Our fears of death or war or just the future in general are so soul crushing to us because, in our fallen-ness, we show respect and consideration in those situations to the wrong thing. We look at the situation and wonder “What will I do?” or “How will I handle this?” We feel fear’s icy grip on us because we recognize our own inability to fix things and our powerlessness in the face of brokenness. And in a sense, that is correct. None of us can overcome death, or fix the economy, or end war, or feed the hungry. We should feel powerless in the face of all of that. But the beauty of the Gospel is that we have been given a spirit of power and love and self-control. The key is that it is not our power or love or self-control. The one at work in us is the one who is powerful enough to conquer not just fear, but death itself.

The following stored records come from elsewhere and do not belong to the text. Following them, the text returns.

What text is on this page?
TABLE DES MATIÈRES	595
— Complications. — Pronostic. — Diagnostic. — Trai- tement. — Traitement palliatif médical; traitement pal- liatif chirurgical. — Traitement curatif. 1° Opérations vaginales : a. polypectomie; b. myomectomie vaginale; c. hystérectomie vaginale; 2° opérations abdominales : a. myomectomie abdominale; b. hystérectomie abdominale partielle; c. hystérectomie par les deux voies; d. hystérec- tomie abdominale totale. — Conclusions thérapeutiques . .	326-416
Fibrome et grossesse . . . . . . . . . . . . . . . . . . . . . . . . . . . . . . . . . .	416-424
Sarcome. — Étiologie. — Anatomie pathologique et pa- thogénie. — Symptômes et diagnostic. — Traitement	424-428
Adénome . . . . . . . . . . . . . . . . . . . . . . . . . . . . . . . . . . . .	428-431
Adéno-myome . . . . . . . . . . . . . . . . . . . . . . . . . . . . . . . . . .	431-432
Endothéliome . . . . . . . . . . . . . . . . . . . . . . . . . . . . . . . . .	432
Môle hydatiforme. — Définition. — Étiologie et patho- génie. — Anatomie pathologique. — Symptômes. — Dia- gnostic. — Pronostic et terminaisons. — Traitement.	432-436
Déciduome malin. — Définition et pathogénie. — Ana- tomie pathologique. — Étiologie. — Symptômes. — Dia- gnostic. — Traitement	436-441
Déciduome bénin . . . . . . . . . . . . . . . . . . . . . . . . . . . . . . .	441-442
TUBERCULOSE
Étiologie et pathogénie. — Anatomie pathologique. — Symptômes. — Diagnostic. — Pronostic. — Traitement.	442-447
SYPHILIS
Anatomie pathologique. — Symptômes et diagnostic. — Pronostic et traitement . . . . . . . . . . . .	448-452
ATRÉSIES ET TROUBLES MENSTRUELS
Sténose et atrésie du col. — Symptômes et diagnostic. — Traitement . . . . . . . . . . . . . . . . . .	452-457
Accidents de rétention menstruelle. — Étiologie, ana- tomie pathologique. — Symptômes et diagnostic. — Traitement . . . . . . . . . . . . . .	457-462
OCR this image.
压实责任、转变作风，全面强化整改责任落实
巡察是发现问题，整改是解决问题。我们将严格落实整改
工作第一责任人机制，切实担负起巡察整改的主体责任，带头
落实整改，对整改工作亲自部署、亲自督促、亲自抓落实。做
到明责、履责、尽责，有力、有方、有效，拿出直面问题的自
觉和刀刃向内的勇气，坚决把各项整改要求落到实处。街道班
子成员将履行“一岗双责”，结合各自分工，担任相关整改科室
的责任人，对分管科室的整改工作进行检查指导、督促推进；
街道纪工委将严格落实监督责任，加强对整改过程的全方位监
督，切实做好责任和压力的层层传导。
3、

The answer to fear is not denial and shame, it is trust. Trust in the only one who truly deserves our fear. Trust in the God who created all things and sustains all things. Trust in the God who cares for us here and now, but who also promises a future where all things are made new. So we bring our fear to the Lord, not shamefully, because the world is a fearsome place and he knows that. We bring our fear to God not to be told it doesn’t exist, but so he can assure us he is greater than all our fears.

If you ask me, the answer to the question, “what do we have to fear?” is not “fear itself,” but rather, it is “fear of self.” A fear that all of the problems of the world are up to us to solve in our own power. Thanks be to God that we live and hope not in the shadow of our own power, but in the shadow of the Almighty.